Karate-do is an empty-handed fighting art that has been developed through long years of history and tradition. Its ultimate goal lies not in winning or losing, but in fostering spiritual and physical strength through serious practice, and in trying to achieve an overall balance as individuals.
Students of Karate learn punching, blocking and kicking techniques along with respect and control. Benefits such as feeling fitter, being more flexible, and increasing self-confidence.
Gichin Funakoshi was born in 1868 - the year of the Meiji Restoration - in the capital of Okinawa shuri. A weak child, Funakoshi trained in karate as an exercise to improve his general health and was the only student (at that time) of Yasutsune Azato, a master of the Shorin-ryu school of Karate. By the time he had reached his twentieth birthday Funakoshi had a firm knowledge and experience of the Okinawan karate.
He eventually qualified as a Primary School teacher, was elected chairman of the Okinawan Shubokal and selected to teach karate to the members of the Japanese navy. In 1917, Funakoshi travelled to Japan and at the Hall of Ancient Virtue in Kyoto, gave the Japanese their first public demonstration of Karate-Jutsu. Four years later in 1921, Crown Prince Hirohito visited Shun and witnessed an impressive demonstration of Karate by Funakoshi, who was then 53 years old.
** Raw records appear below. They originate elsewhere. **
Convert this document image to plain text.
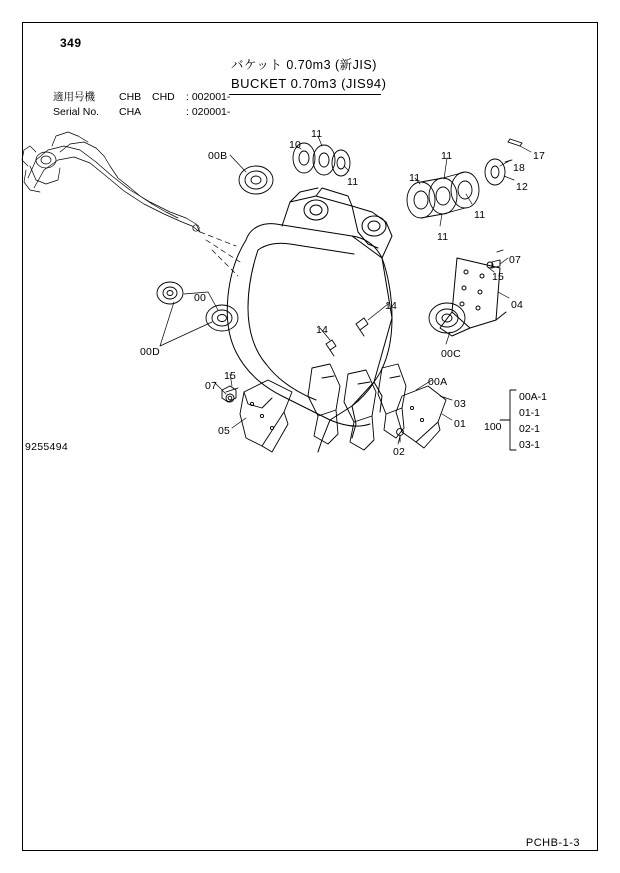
349
バケット 0.70m3 (新JIS)
BUCKET 0.70m3 (JIS94)
適用号機 CHB CHD : 002001-
Serial No. CHA	: 020001-
00B
10
11
11	11
11
11
11
18
17
12
07
15
04
00
00D
14
14
00C
00A
07
15
05
03
01
02
100
00A-1
01-1
02-1
03-1
9255494
PCHB-1-3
"The ultimate aim of the art of karate lies not in victory or defeat... but in the perfection of the characters of its participants."
- Gichin Funakoshi
Karate was introduced in earnest to Japan in 1922 when, by invitation of the Japanese Ministry of Education, Gichin Funakoshi presented a demonstration at the All Japan Athletics Exhibition in Tokyo. This event stimulated such interest that he was persuaded to stay in Tokyo and give further lectures and demonstrations following which, the popularity of Karate spread rapidly. Funakoshi had soon established the art in many Universities, military academies and even business organisations. Before long, Funakoshi opened his full-time Karate Dojo ('training hall') which was known as the 'Shotokan' or 'The House of Shoto' - Shoto being Funakoshi’s pen name used when he was writing poetry. As the study of Karate in Japan became increasingly popular, many other Martial Arts experts from Okinawa and China came to Japan to give instruction.
In April 1957, Funakoshi died at the age of eighty-eight. During the thirty years after Master Funakoshi’s death, the art of Karate spread rapidly from Japan and is now established and accepted worldwide. All manner of people train in Karate, all having their own reasons for training, be it the powerful and dynamic training, the physical and mental training, or simply as an extremely effective means of self-defence. Whatever the purpose behind training, Karate is an empty handed fighting system that requires a healthy body, a sound spirit and a refined character.
"To win one hundred victories in one hundred battles is not the highest skill... to subdue the enemy without fighting is the highest skill."